Already, Salafi protests may have further emboldened Saudi Arabia’s oppressed Shiite population in the oil-rich eastern part of the country, where recent months have seen violent demonstrations and a crackdown on local leaders, who complain of harsh discrimination against by the Sunni majority. In recent months, protesters have demanded the release of political prisoners in Riyadh, draping banners over highway overpasses and gathering their families outside prisons. Political detentions have been a flash point in Arab revolutions, and in Saudi Arabia’s police state, protests are rare.
The fervor and velocity of protests that spread to some 20 countries show the reach of the Salafi movement in North and Sub-Saharan Africa, where Saudi Arabia, Kuwait, Qatar and the United Arab Emirates have and their NGOs have been building mosques and madrassas, training Wahhabi imams and trying to radicalize Africa’s Sufi Muslims and turn them into Salafis. A Pew Research survey in 2010 found that 63 percent of Muslims across sub-Saharan Africa, including Nigeria and Ethiopia, favored making Shariah the law of the land. More than half believed the Islamic Caliphate would be reestablished in their lifetimes.
The spread of puritanical Islam in Africa, with its impoverished population and weak national governments, has created an opening for Islamic armed groups, like Ansar Dine in Mali and Boko Haram in Nigeria, which enforce brutal versions of Shariah, stoning adulterers, amputating thieves’ limbs, and destroying Sufi shrines. And that’s not to mention radical Islamic terrorist groups Ansar al-Sharia and Al-Qaeda in the Islamic Maghreb, believed tied to the killing of the U.S. ambassador and three other embassy personnel in Bengazi, as well as a host of other radical Islamic militias in Libya, Tunisia and Algeria.
These Islamic militants and jihadi terrorists have been known to direct their hatred of local Christians and oil-seeking Western infidels toward Gulf monarchies. Saudi security officials this fall broke up new al-Qaeda cells in Jeddah and Riyadh.
Saudi Grand Mufti Sheikh Abul Aziz al-Sheikh seemed to see the threat when he tried to tamp down the Salafi violence. Even as he lambasted the creation of the anti-Muslim video, he cautioned his followers against misdirecting violence toward embassies and diplomats, warning that “it is forbidden to punish the innocent for the wicked crimes of the guilty.”

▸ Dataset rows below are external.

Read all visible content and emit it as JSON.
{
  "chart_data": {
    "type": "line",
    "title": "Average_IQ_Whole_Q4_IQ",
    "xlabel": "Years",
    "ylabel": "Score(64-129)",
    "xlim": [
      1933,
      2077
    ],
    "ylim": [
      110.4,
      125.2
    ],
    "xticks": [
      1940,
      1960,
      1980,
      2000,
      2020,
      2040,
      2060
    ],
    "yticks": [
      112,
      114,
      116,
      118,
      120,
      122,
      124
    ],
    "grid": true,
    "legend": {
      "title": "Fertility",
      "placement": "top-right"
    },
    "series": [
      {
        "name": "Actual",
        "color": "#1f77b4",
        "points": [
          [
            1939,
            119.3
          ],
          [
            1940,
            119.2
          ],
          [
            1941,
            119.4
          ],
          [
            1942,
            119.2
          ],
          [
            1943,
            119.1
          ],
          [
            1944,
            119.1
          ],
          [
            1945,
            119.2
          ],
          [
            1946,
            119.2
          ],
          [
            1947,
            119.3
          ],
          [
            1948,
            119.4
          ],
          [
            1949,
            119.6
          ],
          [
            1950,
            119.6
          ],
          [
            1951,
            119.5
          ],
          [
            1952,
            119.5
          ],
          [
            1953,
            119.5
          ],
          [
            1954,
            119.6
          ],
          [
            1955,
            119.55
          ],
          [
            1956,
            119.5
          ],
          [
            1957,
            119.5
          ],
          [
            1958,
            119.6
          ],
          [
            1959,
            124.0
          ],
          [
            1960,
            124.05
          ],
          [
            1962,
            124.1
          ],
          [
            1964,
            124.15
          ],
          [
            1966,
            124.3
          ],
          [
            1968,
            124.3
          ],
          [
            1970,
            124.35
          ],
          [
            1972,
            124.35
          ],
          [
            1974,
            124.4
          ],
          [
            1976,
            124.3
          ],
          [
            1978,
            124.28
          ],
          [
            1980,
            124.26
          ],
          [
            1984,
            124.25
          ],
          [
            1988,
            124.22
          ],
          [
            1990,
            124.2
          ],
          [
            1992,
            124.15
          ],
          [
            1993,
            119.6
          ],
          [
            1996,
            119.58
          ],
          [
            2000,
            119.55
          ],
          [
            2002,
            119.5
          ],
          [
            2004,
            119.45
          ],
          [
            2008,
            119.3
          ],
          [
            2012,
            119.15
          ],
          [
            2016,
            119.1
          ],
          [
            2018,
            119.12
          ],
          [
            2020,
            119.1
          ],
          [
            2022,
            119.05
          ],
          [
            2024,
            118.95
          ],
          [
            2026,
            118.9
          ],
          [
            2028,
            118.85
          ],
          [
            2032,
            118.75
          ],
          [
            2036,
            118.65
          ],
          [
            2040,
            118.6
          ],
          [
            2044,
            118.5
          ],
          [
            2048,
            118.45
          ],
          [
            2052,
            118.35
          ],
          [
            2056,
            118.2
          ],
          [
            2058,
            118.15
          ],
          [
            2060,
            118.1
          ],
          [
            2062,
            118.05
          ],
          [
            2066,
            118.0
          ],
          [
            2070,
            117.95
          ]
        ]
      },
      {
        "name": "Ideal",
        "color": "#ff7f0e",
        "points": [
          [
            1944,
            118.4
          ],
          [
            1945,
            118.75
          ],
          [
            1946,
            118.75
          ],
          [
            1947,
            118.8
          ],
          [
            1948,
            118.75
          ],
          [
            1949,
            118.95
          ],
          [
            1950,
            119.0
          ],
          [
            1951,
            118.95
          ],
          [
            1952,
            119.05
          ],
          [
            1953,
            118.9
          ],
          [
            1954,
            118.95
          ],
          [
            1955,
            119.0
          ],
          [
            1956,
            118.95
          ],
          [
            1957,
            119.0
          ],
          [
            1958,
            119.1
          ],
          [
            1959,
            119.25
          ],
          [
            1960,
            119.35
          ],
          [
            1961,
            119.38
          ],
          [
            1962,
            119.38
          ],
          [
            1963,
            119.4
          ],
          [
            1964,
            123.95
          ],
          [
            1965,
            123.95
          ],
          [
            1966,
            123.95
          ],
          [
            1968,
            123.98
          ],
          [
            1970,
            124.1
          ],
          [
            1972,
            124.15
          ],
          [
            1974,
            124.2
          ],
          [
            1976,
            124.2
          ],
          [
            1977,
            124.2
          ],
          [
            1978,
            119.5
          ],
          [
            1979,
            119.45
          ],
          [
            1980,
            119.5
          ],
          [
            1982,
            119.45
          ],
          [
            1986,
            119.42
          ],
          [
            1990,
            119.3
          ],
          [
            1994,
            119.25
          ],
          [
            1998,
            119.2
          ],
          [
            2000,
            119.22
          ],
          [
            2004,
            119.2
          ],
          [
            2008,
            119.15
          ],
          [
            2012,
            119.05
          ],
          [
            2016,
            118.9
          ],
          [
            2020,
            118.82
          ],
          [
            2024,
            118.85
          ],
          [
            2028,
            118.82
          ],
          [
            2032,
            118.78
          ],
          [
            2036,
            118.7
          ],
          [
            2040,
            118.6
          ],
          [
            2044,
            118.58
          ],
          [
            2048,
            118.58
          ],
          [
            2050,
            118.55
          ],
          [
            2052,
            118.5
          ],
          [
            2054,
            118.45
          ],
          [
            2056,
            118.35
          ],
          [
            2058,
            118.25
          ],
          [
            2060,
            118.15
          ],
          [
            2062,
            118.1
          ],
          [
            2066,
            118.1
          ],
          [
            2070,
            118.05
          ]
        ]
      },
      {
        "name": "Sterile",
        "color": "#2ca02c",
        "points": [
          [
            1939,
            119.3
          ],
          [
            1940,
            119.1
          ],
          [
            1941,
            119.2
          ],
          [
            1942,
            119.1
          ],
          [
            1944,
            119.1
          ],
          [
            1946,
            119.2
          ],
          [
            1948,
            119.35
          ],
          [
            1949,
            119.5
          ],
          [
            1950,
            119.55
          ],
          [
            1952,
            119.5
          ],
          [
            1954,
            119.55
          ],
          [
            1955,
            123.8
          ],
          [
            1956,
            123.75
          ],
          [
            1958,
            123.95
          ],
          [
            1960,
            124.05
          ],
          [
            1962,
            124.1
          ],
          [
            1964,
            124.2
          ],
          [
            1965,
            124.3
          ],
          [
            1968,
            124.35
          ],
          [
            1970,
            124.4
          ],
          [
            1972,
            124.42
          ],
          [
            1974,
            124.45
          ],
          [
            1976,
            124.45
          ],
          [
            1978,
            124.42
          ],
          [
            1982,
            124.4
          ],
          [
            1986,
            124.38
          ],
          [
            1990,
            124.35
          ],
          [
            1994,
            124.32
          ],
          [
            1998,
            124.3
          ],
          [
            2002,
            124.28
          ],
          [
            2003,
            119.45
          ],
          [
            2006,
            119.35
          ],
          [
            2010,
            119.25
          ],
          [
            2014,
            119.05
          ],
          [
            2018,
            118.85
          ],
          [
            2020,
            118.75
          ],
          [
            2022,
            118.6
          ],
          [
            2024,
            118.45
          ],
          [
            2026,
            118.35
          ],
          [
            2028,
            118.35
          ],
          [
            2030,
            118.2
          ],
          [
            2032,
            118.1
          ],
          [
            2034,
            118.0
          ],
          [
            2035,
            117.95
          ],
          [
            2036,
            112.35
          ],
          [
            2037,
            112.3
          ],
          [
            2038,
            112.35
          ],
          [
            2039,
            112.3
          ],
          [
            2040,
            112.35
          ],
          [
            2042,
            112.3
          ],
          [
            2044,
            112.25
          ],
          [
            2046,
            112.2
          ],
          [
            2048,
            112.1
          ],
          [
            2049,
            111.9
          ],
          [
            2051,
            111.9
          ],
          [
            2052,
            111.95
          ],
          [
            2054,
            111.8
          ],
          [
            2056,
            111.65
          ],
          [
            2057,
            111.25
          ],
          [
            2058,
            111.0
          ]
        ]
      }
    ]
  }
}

The Mufti knows well that blasphemy is a sin punishable by death in Islam, but that it’s no crime in the much of the West. Yet the Mufti has “appealed to all countries and international organizations to criminalize acts ridiculing all prophets and messengers,” according to the official Saudi press agency.
Indeed, Muslim leaders of many stripes continue to promote the offensive video in the service of their demands for a global crackdown on the criticism of Islam.
Time will tell if the Saudi Wahhabis have indeed once again overplayed their hand, spreading Salafist fervor that spawns jihadis that threaten the Kingdom. That is what happened in 2003, when jihadi attacks inside Saudi Arabia finally prompted a crackdown on religious charities supporting Islamic terror groups.
The Salafis’ demands for Islamic law in the new democracies makes it harder for the new Muslim Brotherhood governments to establish themselves. And given the way it’s gone so far, those governments can’t count on more cheerleading from the West. But the Saudis and the rest of the Gulf countries also need stability in Egypt and North Africa—and their Salafist followers are undermining it every day.
Susan Schmidt is a longtime Washington journalist and a visiting fellow at the Foundation for Defense of Democracies.